The defence team of Jay Prober and Brad King argued that the boy should be given a youth sentence, which will see him serve four years in custody with three years of supervised community service.
Friesen said everything about the boy supports that he should be given the longer, adult sentence, which would place him on life-long parole and he could be returned to prison if he ever gets in trouble with the law again.
Friesen said a pre-sentence report showed the boy had an inflated sense of self-esteem and was prone to temper tantrums. He had been repeatedly suspended from school, had joined the West Side Crips street gang two years ago and when at the Agassiz Youth Centre had fought with other boys there and had threatened to kill a staff member.
His criminal record includes robbery with a weapon and possessing a weapon and uttering threats.
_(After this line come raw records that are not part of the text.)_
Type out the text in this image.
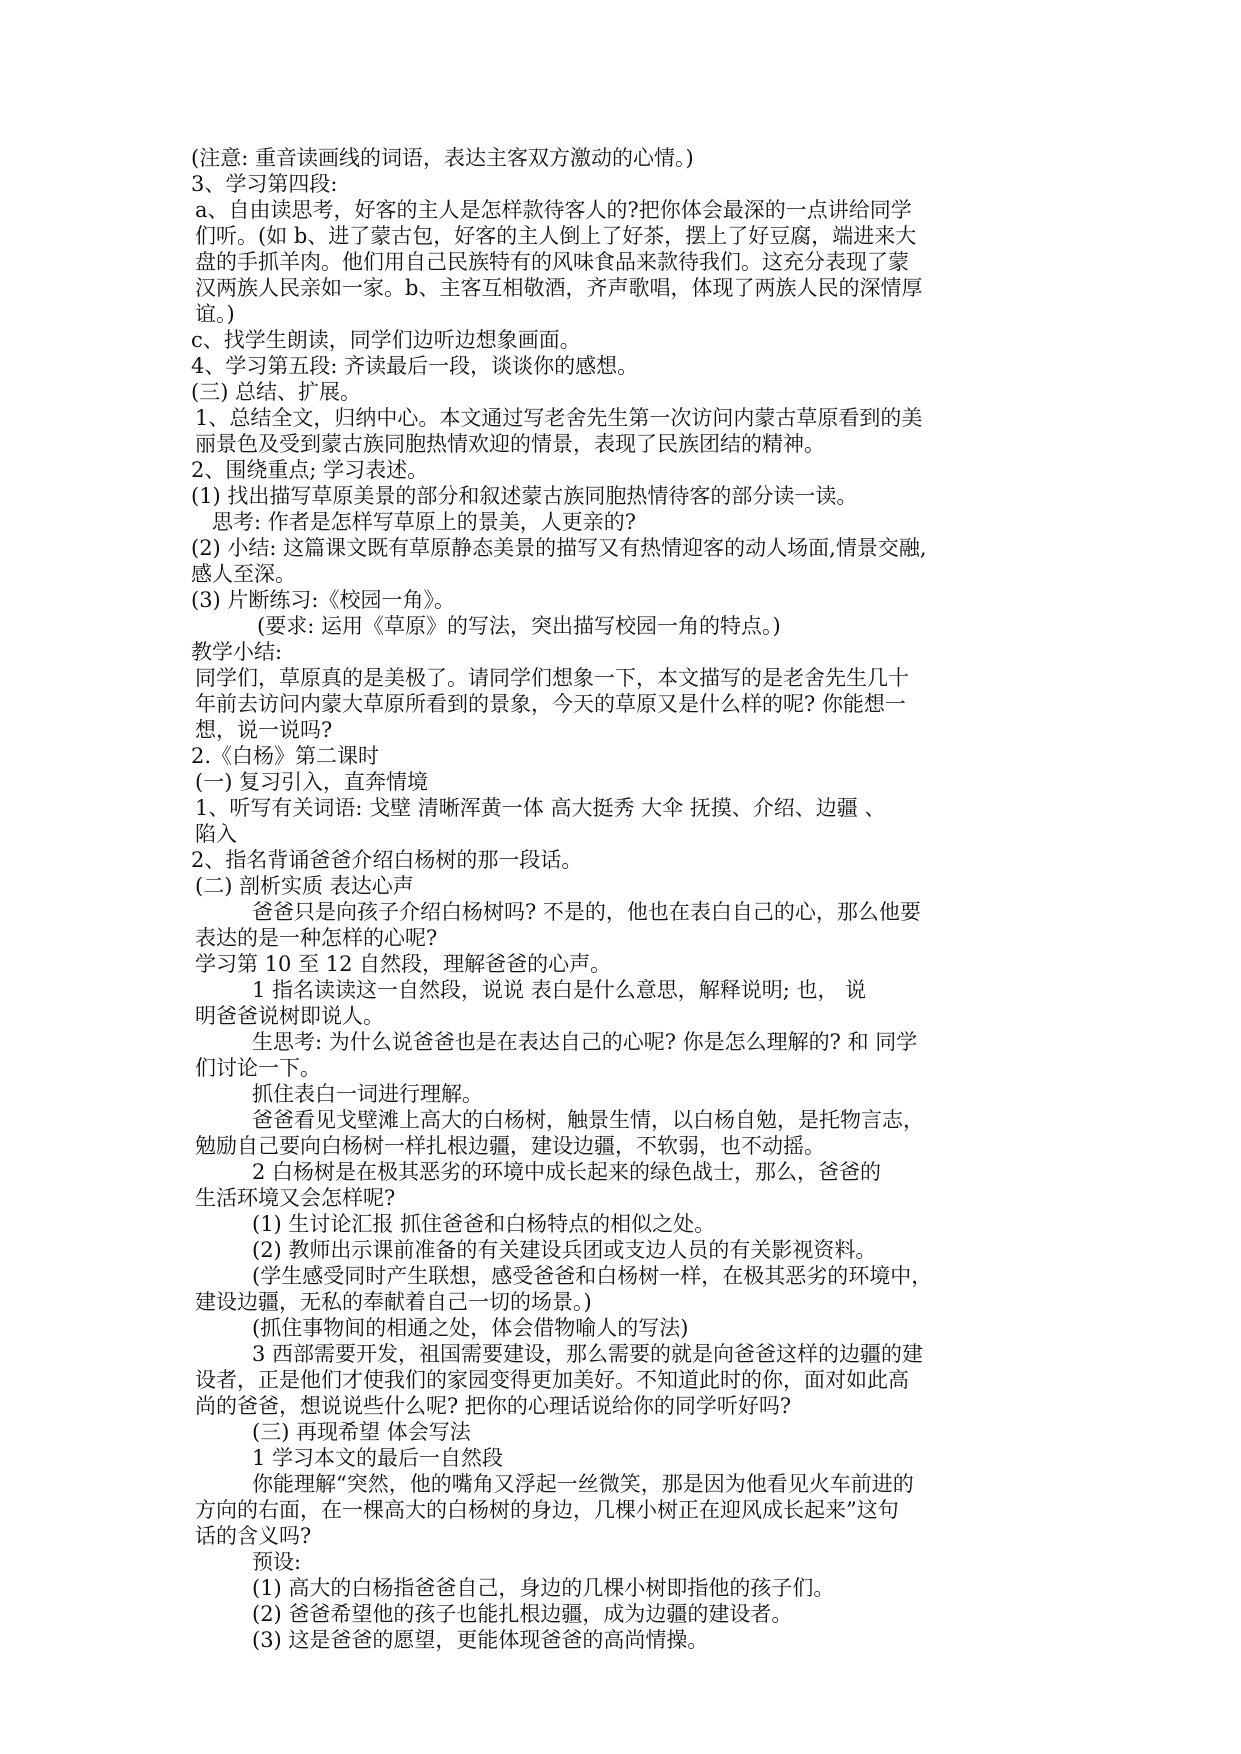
(注意: 重音读画线的词语，表达主客双方激动的心情。)
3、学习第四段:
a、自由读思考，好客的主人是怎样款待客人的?把你体会最深的一点讲给同学
们听。(如 b、进了蒙古包，好客的主人倒上了好茶，摆上了好豆腐，端进来大
盘的手抓羊肉。他们用自己民族特有的风味食品来款待我们。这充分表现了蒙
汉两族人民亲如一家。b、主客互相敬酒，齐声歌唱，体现了两族人民的深情厚
谊。)
c、找学生朗读，同学们边听边想象画面。
4、学习第五段: 齐读最后一段，谈谈你的感想。
(三) 总结、扩展。
1、总结全文，归纳中心。本文通过写老舍先生第一次访问内蒙古草原看到的美
丽景色及受到蒙古族同胞热情欢迎的情景，表现了民族团结的精神。
2、围绕重点; 学习表述。
(1) 找出描写草原美景的部分和叙述蒙古族同胞热情待客的部分读一读。
思考: 作者是怎样写草原上的景美，人更亲的?
(2) 小结: 这篇课文既有草原静态美景的描写又有热情迎客的动人场面,情景交融,
感人至深。
(3) 片断练习:《校园一角》。
(要求: 运用《草原》的写法，突出描写校园一角的特点。)
教学小结:
同学们，草原真的是美极了。请同学们想象一下，本文描写的是老舍先生几十
年前去访问内蒙大草原所看到的景象，今天的草原又是什么样的呢? 你能想一
想，说一说吗?
2.《白杨》第二课时
(一) 复习引入，直奔情境
1、听写有关词语: 戈壁 清晰浑黄一体 高大挺秀 大伞 抚摸、介绍、边疆 、
陷入
2、指名背诵爸爸介绍白杨树的那一段话。
(二) 剖析实质 表达心声
爸爸只是向孩子介绍白杨树吗? 不是的，他也在表白自己的心，那么他要
表达的是一种怎样的心呢?
学习第 10 至 12 自然段，理解爸爸的心声。
1 指名读读这一自然段，说说 表白是什么意思，解释说明; 也， 说
明爸爸说树即说人。
生思考: 为什么说爸爸也是在表达自己的心呢? 你是怎么理解的? 和 同学
们讨论一下。
抓住表白一词进行理解。
爸爸看见戈壁滩上高大的白杨树，触景生情，以白杨自勉，是托物言志，
勉励自己要向白杨树一样扎根边疆，建设边疆，不软弱，也不动摇。
2 白杨树是在极其恶劣的环境中成长起来的绿色战士，那么，爸爸的
生活环境又会怎样呢?
(1) 生讨论汇报 抓住爸爸和白杨特点的相似之处。
(2) 教师出示课前准备的有关建设兵团或支边人员的有关影视资料。
(学生感受同时产生联想，感受爸爸和白杨树一样，在极其恶劣的环境中，
建设边疆，无私的奉献着自己一切的场景。)
(抓住事物间的相通之处，体会借物喻人的写法)
3 西部需要开发，祖国需要建设，那么需要的就是向爸爸这样的边疆的建
设者，正是他们才使我们的家园变得更加美好。不知道此时的你，面对如此高
尚的爸爸，想说说些什么呢? 把你的心理话说给你的同学听好吗?
(三) 再现希望 体会写法
1 学习本文的最后一自然段
你能理解“突然，他的嘴角又浮起一丝微笑，那是因为他看见火车前进的
方向的右面，在一棵高大的白杨树的身边，几棵小树正在迎风成长起来”这句
话的含义吗?
预设:
(1) 高大的白杨指爸爸自己，身边的几棵小树即指他的孩子们。
(2) 爸爸希望他的孩子也能扎根边疆，成为边疆的建设者。
(3) 这是爸爸的愿望，更能体现爸爸的高尚情操。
A pre-sentence report found that the boy had showed very little remorse over his role in Crayford’s murder and that he is very likely to re-offend.
King said the boy was brought up in a household filled with violence and drug use. He said recent reports showed that the boy was responding to the programs meant to curtail his anger, and his rehabilitation back into society will be best served with the shorter youth sentence.
The boy has been in custody since his arrest May 16. A 19-year-old co-accused is awaiting trial.